- Mid-Town Historic District
- U.S. National Register of Historic Places
- U.S. Historic district
- Location: Roughly bounded by Pacific, Clay, Pythian, Summit, Calhoun, Washington, Central, Benton, Division, and Jefferson; also roughly along N. Robberson Ave. and N. Jefferson Ave., Springfield, Missouri
- Coordinates: 37°13′22″N 93°17′06″W﻿ / ﻿37.22278°N 93.28500°W
- Area: 123 acres (50 ha)
- Architectural style: Colonial Revival, Late Victorian, Bungalow/craftsman, T-Plan
- NRHP reference No.: 89000938, 02000851 (Boundary Increase)
- Added to NRHP: July 13, 1989, August 9, 2002 (Boundary Increase)

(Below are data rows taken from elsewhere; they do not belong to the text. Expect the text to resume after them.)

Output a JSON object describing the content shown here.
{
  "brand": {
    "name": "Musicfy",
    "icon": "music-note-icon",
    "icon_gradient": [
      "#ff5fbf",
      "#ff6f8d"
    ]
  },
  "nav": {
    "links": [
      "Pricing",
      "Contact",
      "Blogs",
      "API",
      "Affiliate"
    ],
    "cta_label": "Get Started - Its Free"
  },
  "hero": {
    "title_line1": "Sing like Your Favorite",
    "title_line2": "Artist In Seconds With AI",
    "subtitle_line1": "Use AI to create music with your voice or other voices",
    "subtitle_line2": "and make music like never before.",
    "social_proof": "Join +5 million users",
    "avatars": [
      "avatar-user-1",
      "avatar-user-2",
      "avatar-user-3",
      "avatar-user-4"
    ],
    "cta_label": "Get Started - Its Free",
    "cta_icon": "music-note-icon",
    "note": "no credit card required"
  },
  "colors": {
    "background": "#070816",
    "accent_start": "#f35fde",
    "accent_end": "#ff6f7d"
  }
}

= Mid-Town Historic District (Springfield, Missouri) =

Historic district in Missouri, United States

Mid-Town Historic District is a national historic district in Springfield, Missouri, United States. It encompasses 455 buildings, 8 structures, and 7 objects in a predominantly residential section of Springfield. It developed between about 1871 and 1952, and includes representative examples of Late Victorian, Colonial Revival, and Bungalow / American Craftsman architecture, including the separately listed Bentley House and Stone Chapel. Other notable buildings include those on the Drury College campus, Central Christian Church (1926), St. Johns Episcopal Church (1886), Mary S. Boyd School (1911), and Trinity Lutheran Church (c. 1919).

The district was added to the National Register of Historic Places in 1989 with a boundary increase in 2002.